Rabbits are almost certainly much commoner on kahu’s menu than teal, and these have flourished despite high predation from cats and harriers. Several studies elsewhere in New Zealand suggest that rabbits are high on the preferred food list of many feral cats, so that removing cats may favour rabbits. However, the short-grass farming habitat in the basin is highly suitable for rabbits, just as it is elsewhere in New Zealand where these same predators (and others) are also present. Top-dressing presumably feeds rabbits just as it feeds stock.

Feral cats are the ‘top predator’ in the system, and they are notoriously difficult to study due to their intelligence and semi-nocturnal habits. Rabbits may be their preferred prey, but rodents probably come next. Although pet cats often drag in dead birds(3), birds are much harder to catch than rabbits and probably rarely constitute the main food source of feral cats.

Fig. 1.  Some of the main food-web interactions between mammalian pests, brown teal and other species and the possible effects of rat eradication using poison.  Supposedly minor interactions and effects are shown dashed.  

The diagram suggests that, if we were to eliminate cats only, rabbits and rats could both increase. There are cases where this has happened. This is the ‘balance of nature’ often referred to. On the other hand, if we were to eliminate rats, then the cats might devote themselves to baby rabbits. They might also take more birds, and skinks. If we eliminate rabbits (only) then both cats and harriers might prey more on ground birds. Although my example is simplified, it is still complex.

Introducing a poison into this system specifically to eliminate rats poses another set of problems – namely the effects on ‘non-target species’. Fortunately the most affected are species we’d like to see reduced anyway. Small indigenous native birds, even morepork, rapidly regain their numbers following rat elimination by aerial poison drops(4). Surviving cats are more likely to prey on rabbits than on teal, but this may allow them to regain their numbers even in the absence of rats, and teal cannot withstand even a small increase in predation.

What should be evident from these considerations is that we, not feral cats, control the ‘balance of nature’. Pretending to understand the effects of removal, or reduction in, any one species, is tantamount to playing God. We need good research data to support an integrated approach.
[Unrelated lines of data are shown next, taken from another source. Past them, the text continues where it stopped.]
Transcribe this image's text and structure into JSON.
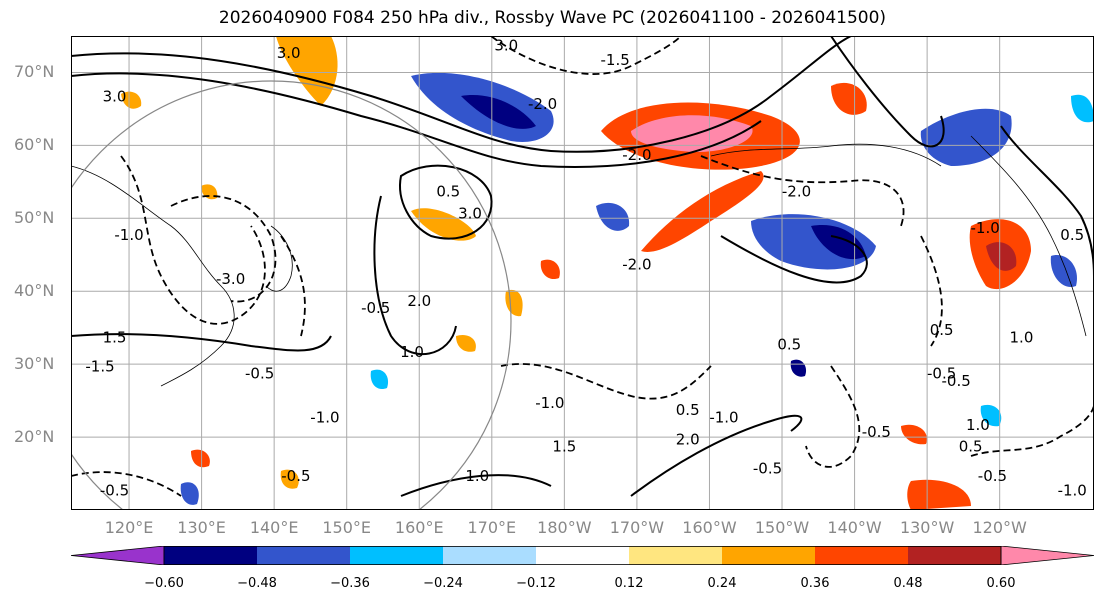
{
  "map": {
    "title": "2026040900 F084 250 hPa div., Rossby Wave PC (2026041100 - 2026041500)",
    "lat_labels": [
      "70°N",
      "60°N",
      "50°N",
      "40°N",
      "30°N",
      "20°N"
    ],
    "lat_values": [
      70,
      60,
      50,
      40,
      30,
      20
    ],
    "lon_labels": [
      "120°E",
      "130°E",
      "140°E",
      "150°E",
      "160°E",
      "170°E",
      "180°W",
      "170°W",
      "160°W",
      "150°W",
      "140°W",
      "130°W",
      "120°W"
    ],
    "lon_values": [
      120,
      130,
      140,
      150,
      160,
      170,
      180,
      190,
      200,
      210,
      220,
      230,
      240
    ],
    "extent": {
      "lon_min": 112,
      "lon_max": 253,
      "lat_min": 10,
      "lat_max": 75
    },
    "contour_labels": [
      {
        "text": "3.0",
        "lon": 118,
        "lat": 66
      },
      {
        "text": "3.0",
        "lon": 142,
        "lat": 72
      },
      {
        "text": "3.0",
        "lon": 172,
        "lat": 73
      },
      {
        "text": "-1.5",
        "lon": 187,
        "lat": 71
      },
      {
        "text": "-2.0",
        "lon": 177,
        "lat": 65
      },
      {
        "text": "-2.0",
        "lon": 190,
        "lat": 58
      },
      {
        "text": "-2.0",
        "lon": 212,
        "lat": 53
      },
      {
        "text": "3.0",
        "lon": 167,
        "lat": 50
      },
      {
        "text": "0.5",
        "lon": 164,
        "lat": 53
      },
      {
        "text": "-2.0",
        "lon": 190,
        "lat": 43
      },
      {
        "text": "-3.0",
        "lon": 134,
        "lat": 41
      },
      {
        "text": "-1.0",
        "lon": 120,
        "lat": 47
      },
      {
        "text": "1.5",
        "lon": 118,
        "lat": 33
      },
      {
        "text": "-1.5",
        "lon": 116,
        "lat": 29
      },
      {
        "text": "-0.5",
        "lon": 138,
        "lat": 28
      },
      {
        "text": "-1.0",
        "lon": 147,
        "lat": 22
      },
      {
        "text": "-0.5",
        "lon": 154,
        "lat": 37
      },
      {
        "text": "1.0",
        "lon": 159,
        "lat": 31
      },
      {
        "text": "2.0",
        "lon": 160,
        "lat": 38
      },
      {
        "text": "-1.0",
        "lon": 178,
        "lat": 24
      },
      {
        "text": "1.5",
        "lon": 180,
        "lat": 18
      },
      {
        "text": "0.5",
        "lon": 197,
        "lat": 23
      },
      {
        "text": "2.0",
        "lon": 197,
        "lat": 19
      },
      {
        "text": "-1.0",
        "lon": 202,
        "lat": 22
      },
      {
        "text": "-0.5",
        "lon": 208,
        "lat": 15
      },
      {
        "text": "-0.5",
        "lon": 223,
        "lat": 20
      },
      {
        "text": "1.0",
        "lon": 237,
        "lat": 21
      },
      {
        "text": "0.5",
        "lon": 236,
        "lat": 18
      },
      {
        "text": "-0.5",
        "lon": 239,
        "lat": 14
      },
      {
        "text": "-1.0",
        "lon": 250,
        "lat": 12
      },
      {
        "text": "0.5",
        "lon": 232,
        "lat": 34
      },
      {
        "text": "1.0",
        "lon": 243,
        "lat": 33
      },
      {
        "text": "0.5",
        "lon": 250,
        "lat": 47
      },
      {
        "text": "-1.0",
        "lon": 238,
        "lat": 48
      },
      {
        "text": "-0.5",
        "lon": 232,
        "lat": 28
      },
      {
        "text": "-0.5",
        "lon": 118,
        "lat": 12
      },
      {
        "text": "1.0",
        "lon": 168,
        "lat": 14
      },
      {
        "text": "-0.5",
        "lon": 143,
        "lat": 14
      },
      {
        "text": "0.5",
        "lon": 211,
        "lat": 32
      },
      {
        "text": "-0.5",
        "lon": 234,
        "lat": 27
      }
    ]
  },
  "colorbar": {
    "tick_labels": [
      "−0.60",
      "−0.48",
      "−0.36",
      "−0.24",
      "−0.12",
      "0.12",
      "0.24",
      "0.36",
      "0.48",
      "0.60"
    ],
    "tick_values": [
      -0.6,
      -0.48,
      -0.36,
      -0.24,
      -0.12,
      0.12,
      0.24,
      0.36,
      0.48,
      0.6
    ],
    "colors": [
      "#9933cc",
      "#000080",
      "#3355cc",
      "#00bfff",
      "#aaddff",
      "#ffffff",
      "#ffe680",
      "#ffa500",
      "#ff4500",
      "#b22222",
      "#ff88aa"
    ]
  }
}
Targeting all the pest species in sequence over a short period seems to be the safest approach. A variety of methods — not just poison — will be required and nothing will be achieved without community support. Many members of the community have years, even generations, of observations on these topics, and these are highly valuable in helping to predict what might happen when particular control or elimination procedures are proposed. The answers to all the questions are not known, and there are indeed risks — but the economic and biodiversity benefits, which could accrue from a rat-free island, surely make this a topic worthy of careful consideration by us all.

(1) See: Ogden, J., Deng, Y., Horrocks, S., Nichol, S. and Anderson, S. 2006. Sequential impacts of Polynesian and European settlement on vegetation and environmental processes recorded in sediments at Whangapoua Estuary, Great Barrier Island, New Zealand. Regional Environmental Change 6: 25-40.
(2) Worthy, T. H. & Holdaway, R. N. 2002. The Lost World of the Moa. Cambridge University Press. (pp 336–335).
(3) For a readable account of predation by pet cats, and what you can do about it, see: Ann Graeme. 2007. The Fowl and the Pussy Cat. Forest and Bird 326: 40-41.
(4) For example, see item by E. Fraser in the latest edition of NZ Journal of Zoology.